There is no information on the boat that sank.
A Coast Guard spokesperson, Petty Officer Jose Hernandez, said there is still no description of the boat that sank.
Despite a policy change in the United States that no longer enables Cuban migrants to remain in the country after reaching its beaches, an increasing number of people are risking their lives by crossing the Florida Straits in improvised, unseaworthy vessels.
According to the Coast Guard, far more Cubans are risking the perilous trek this year than they were last year.

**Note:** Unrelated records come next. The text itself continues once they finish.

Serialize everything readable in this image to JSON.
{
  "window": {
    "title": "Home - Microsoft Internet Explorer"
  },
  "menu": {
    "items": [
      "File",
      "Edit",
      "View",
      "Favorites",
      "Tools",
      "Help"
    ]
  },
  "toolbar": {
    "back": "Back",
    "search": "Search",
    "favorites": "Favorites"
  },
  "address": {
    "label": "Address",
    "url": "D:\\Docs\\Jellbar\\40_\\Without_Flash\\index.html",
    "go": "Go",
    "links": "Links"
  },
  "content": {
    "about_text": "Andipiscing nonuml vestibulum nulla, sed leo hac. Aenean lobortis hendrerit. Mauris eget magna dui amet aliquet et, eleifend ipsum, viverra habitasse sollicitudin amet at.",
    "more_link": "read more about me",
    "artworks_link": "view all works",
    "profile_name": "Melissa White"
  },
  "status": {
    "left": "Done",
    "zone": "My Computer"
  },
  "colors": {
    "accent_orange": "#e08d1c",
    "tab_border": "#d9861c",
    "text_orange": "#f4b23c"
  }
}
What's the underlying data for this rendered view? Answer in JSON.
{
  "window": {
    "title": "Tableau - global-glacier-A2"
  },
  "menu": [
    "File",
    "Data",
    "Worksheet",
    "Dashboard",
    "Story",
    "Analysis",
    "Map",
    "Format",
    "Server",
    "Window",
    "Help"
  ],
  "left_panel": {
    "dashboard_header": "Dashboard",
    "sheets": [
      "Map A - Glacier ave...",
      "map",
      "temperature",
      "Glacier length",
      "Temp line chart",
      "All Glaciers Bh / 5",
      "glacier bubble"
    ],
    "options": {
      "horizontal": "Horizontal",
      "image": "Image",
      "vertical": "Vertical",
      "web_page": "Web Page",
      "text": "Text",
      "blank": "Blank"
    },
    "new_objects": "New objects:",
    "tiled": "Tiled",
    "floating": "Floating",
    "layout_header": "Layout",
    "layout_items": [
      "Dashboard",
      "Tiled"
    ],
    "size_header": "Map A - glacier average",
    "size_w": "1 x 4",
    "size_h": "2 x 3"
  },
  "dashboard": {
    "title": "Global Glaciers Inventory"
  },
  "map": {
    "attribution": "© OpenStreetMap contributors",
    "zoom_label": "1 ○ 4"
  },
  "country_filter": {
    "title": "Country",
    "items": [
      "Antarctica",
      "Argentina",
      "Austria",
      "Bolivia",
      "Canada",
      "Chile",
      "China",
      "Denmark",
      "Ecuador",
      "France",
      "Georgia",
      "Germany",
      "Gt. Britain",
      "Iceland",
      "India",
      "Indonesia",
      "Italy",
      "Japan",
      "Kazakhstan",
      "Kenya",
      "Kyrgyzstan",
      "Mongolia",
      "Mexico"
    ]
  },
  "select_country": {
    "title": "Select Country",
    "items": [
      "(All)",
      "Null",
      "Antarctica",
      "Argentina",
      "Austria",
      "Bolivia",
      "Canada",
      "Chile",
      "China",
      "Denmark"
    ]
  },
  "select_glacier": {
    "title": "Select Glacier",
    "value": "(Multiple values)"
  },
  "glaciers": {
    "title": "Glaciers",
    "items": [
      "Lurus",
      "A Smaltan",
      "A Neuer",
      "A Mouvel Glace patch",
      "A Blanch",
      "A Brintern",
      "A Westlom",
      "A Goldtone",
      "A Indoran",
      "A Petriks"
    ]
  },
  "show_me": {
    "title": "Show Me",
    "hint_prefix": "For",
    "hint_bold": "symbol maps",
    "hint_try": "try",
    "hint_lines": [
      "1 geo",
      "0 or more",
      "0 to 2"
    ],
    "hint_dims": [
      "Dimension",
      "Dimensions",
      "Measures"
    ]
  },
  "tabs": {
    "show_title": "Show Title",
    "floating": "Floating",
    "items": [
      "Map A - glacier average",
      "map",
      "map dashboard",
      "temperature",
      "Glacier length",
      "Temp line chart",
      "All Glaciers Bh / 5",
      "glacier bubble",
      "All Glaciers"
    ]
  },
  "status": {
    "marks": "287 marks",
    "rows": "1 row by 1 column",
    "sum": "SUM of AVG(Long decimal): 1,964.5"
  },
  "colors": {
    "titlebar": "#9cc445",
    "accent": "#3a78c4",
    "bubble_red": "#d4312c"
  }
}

The federal government keeps track of attempted migration by fiscal year, which starts on Oct. 1. With seven months left in the fiscal year, the Coast Guard claims to have intercepted 298 Cubans at sea, compared to 49 for the entire fiscal year 2020.
The new surge appears to be the result of a combination of the island’s poor economic status and a lack of authorized migration pathways. According to William LeoGrande, a professor at American University in Washington and a Latin America expert, those conditions have accompanied every migrant crisis in the past, beginning with the Camarioca boatlift in 1965, six years after Fidel Castro’s ascent to power.